Ya de vuelta, cogí una lancha a Panajachel (otros 25 quetzales) y pude ver y sentir la presencia de Xocomil. En cachiquel, xocom-il significa “recoger los pecados”, y es el nombre que le dan los habitantes del lago al fuerte viento que se forma todas las tardes y levanta unas olas que, al atravesarlas en una pequeña lancha rápida se sienten estupendamente en los riñones. Como si de una confesión comunitaria se tratase, Xocomil limpia de pecados, todas las tardes, el alma de los habitantes del lago. Quizás por eso parezcan dormir tranquilos.

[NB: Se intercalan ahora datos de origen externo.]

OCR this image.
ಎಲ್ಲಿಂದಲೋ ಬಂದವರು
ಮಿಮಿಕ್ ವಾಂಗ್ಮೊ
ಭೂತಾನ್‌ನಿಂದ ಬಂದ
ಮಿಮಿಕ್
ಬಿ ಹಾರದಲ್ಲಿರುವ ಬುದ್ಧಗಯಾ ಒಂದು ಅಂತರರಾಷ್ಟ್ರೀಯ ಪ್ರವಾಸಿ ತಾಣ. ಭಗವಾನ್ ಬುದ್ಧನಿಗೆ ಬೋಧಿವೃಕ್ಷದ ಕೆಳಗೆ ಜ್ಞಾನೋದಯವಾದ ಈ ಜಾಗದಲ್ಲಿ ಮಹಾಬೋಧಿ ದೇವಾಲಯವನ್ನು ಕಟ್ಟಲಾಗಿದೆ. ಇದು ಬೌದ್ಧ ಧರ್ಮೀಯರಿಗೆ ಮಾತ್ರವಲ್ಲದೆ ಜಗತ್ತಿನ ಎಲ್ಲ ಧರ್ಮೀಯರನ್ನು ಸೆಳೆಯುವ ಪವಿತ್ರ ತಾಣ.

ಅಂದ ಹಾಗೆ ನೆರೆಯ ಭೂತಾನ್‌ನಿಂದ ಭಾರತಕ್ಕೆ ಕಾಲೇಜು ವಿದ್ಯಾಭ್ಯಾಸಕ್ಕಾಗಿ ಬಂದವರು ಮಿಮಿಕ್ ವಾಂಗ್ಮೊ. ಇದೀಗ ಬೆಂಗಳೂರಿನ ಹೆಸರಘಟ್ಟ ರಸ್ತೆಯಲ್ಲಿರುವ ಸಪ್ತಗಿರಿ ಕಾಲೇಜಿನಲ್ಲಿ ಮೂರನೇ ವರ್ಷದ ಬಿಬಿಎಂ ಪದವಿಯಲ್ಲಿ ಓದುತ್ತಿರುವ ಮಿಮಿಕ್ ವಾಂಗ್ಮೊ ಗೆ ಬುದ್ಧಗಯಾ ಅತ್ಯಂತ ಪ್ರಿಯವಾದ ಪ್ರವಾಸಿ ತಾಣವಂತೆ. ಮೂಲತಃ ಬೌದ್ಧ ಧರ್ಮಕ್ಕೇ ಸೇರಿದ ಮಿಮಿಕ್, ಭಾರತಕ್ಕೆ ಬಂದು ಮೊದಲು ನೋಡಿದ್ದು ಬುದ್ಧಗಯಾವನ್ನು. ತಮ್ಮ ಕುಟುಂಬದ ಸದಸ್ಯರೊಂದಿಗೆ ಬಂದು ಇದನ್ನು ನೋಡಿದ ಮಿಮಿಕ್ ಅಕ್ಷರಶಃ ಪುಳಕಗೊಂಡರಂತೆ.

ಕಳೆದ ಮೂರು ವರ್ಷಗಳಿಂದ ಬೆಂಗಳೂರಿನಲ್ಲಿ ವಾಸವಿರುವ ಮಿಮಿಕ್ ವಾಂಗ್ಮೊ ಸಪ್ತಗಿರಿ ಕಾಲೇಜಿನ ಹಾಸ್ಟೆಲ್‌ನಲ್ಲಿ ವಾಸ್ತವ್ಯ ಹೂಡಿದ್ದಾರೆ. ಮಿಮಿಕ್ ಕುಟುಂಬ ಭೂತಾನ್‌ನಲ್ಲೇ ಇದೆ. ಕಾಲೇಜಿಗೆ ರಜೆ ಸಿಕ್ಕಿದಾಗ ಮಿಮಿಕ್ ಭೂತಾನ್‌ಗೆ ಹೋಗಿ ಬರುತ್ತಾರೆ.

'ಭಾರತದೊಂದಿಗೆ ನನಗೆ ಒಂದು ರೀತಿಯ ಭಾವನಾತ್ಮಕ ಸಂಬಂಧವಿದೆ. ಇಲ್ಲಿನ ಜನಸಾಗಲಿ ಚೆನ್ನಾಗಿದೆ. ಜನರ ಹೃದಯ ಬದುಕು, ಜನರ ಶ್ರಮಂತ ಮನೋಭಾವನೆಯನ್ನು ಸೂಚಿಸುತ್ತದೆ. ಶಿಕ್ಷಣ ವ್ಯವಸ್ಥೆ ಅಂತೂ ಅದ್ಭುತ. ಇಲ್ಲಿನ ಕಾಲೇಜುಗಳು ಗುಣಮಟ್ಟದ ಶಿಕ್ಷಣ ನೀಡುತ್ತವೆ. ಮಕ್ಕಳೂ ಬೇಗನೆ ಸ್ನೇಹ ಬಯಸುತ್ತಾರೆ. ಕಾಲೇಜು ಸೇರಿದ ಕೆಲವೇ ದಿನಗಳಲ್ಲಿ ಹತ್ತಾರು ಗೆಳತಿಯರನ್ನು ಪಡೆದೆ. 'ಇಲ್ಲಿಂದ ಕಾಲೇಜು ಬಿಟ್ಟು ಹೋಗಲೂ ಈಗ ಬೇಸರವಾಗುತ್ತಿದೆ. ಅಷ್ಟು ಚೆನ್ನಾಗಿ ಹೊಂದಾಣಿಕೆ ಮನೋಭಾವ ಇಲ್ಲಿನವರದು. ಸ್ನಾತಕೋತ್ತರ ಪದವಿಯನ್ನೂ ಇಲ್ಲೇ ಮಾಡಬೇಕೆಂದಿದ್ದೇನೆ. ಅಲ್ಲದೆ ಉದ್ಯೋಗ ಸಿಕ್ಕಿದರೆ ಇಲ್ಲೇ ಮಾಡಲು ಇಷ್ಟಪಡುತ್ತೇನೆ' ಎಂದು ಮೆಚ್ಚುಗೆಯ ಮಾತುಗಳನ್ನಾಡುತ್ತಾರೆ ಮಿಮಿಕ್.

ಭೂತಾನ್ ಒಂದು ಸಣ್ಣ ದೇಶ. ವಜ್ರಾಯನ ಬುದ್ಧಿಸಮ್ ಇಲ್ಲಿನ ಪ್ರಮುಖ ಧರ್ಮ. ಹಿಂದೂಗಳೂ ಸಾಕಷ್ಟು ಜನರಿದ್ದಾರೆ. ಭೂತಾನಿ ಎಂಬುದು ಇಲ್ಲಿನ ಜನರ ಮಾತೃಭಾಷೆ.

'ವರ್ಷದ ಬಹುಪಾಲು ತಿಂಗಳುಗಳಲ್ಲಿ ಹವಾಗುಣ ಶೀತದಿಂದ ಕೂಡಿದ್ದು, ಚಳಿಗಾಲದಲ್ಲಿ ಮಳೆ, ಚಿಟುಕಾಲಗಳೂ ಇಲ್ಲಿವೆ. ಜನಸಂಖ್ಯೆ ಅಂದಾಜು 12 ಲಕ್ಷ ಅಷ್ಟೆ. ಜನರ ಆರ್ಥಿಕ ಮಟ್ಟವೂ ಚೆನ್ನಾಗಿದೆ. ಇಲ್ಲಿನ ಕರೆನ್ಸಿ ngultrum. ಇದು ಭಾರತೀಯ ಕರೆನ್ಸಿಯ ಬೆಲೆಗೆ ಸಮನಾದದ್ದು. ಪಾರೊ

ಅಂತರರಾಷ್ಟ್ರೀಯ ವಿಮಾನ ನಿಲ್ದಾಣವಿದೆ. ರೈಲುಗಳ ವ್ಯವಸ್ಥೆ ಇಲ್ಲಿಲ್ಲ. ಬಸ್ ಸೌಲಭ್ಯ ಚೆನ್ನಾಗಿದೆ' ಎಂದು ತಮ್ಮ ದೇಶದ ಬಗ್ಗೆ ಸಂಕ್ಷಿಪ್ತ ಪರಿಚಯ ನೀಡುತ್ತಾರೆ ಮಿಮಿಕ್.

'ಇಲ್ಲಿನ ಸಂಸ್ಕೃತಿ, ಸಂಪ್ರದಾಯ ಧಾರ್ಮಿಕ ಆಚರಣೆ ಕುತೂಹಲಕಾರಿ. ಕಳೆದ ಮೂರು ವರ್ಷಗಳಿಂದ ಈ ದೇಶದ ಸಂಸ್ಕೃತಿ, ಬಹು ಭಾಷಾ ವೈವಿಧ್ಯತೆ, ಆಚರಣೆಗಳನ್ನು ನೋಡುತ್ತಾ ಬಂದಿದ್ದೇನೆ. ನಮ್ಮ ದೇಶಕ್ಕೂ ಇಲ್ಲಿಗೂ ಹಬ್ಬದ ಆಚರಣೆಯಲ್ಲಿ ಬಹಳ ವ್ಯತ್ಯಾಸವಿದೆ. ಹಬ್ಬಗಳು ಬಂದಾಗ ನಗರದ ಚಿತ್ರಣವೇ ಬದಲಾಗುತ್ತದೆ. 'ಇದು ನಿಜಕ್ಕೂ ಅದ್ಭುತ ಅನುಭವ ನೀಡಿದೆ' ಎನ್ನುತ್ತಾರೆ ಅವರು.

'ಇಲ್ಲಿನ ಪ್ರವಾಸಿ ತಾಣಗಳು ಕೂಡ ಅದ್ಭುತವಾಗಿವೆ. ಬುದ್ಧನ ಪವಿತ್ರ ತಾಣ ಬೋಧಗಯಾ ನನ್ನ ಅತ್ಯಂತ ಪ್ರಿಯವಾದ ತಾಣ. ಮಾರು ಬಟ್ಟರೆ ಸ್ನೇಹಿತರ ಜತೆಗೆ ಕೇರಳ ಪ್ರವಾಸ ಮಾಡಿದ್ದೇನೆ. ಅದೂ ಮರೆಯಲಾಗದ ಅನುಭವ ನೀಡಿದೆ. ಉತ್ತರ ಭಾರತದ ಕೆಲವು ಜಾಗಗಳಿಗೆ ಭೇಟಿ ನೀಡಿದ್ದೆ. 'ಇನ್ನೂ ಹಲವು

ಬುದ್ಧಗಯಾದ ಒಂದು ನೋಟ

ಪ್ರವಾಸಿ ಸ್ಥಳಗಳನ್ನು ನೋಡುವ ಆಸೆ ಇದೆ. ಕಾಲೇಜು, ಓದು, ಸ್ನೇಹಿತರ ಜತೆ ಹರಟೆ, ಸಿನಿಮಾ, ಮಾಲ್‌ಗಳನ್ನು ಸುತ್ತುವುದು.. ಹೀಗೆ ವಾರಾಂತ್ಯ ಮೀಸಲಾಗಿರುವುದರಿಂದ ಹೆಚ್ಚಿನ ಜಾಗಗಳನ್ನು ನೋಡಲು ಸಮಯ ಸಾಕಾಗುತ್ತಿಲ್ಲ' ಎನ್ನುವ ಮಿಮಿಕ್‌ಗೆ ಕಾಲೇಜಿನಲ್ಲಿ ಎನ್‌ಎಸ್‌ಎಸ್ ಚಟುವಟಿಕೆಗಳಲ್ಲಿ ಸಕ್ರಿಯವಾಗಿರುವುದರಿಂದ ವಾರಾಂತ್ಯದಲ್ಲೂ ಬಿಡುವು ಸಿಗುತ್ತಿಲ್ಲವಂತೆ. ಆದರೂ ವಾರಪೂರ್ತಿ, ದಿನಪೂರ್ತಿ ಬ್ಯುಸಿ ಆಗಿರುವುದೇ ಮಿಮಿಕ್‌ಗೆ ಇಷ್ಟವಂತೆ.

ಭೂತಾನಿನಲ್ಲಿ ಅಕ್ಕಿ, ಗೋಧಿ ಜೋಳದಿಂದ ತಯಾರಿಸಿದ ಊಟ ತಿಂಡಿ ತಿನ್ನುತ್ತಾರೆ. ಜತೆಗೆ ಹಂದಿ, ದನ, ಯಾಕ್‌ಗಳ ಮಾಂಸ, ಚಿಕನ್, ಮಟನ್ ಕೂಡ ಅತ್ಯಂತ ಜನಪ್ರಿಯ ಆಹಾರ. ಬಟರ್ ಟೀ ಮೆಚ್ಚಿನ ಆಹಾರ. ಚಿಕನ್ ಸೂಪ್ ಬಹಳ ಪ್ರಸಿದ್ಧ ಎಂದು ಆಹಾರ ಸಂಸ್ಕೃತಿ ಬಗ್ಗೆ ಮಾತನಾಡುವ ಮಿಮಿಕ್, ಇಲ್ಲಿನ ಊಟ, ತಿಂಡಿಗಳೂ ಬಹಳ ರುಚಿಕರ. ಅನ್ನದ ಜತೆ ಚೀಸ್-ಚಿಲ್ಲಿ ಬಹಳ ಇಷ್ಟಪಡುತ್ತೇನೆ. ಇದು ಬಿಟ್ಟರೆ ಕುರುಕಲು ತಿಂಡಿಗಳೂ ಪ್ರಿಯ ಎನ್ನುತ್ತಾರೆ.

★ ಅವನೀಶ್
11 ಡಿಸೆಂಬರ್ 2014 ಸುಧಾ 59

Finalmente llegué en camioneta a Santa Catarina y estuve viendo de nuevo el baile de los negritos y los leones. Para terminar el día fui a cenar al mismo restaurante en el que desayuné y pedí un pescado blanco (que así llaman a los peces del lago, que son enanos pero muy ricos) y una horchata (¡¡!!) que no es horchata (L), aunque se le parece en el aspecto, nada tiene que ver el sabor, es una bebida hecha a base de arroz con un sabor… digamos… rancio y penetrante.

No tenía pensado nada para mañana, pero quería pasar un día más en lago Atitlán (para partir hacia Chichicastenango en jueves, ya que es cuando la ciudad está más activa) así que fui a un ciber (de esos donde te dan acceso a internet por unos cuantos céntimos) y empecé a buscar. Seguía con la idea de realizar la ascensión al volcán de fuego pocos días más tarde, que me habían comentado que era dura, así como la visita a Mirador, por lo que quería hacer algo que requiriese esfuerzo físico para ir entrenando (remedios de última hora…).

Las primeras recomendaciones que encontré se referían a los volcanes que rodean el lago Atitlán: el volcán Atitlán, el Tolimán y el San Pedro. Este último parecía ser el más sencillo y las vistas, al parecer, eran espectaculares. Estuve un tiempo pensando, planificando y haciéndome a la idea (yo necesito reposar durante mucho tiempo los planes, aunque tenga claro que los voy a hacer, como bien saben todos aquellos que han intentado hacer que me una a un plan a pocos minutos de que este empiece) y decidí partir al día siguiente para el volcán San Pedro. Así que a dormir.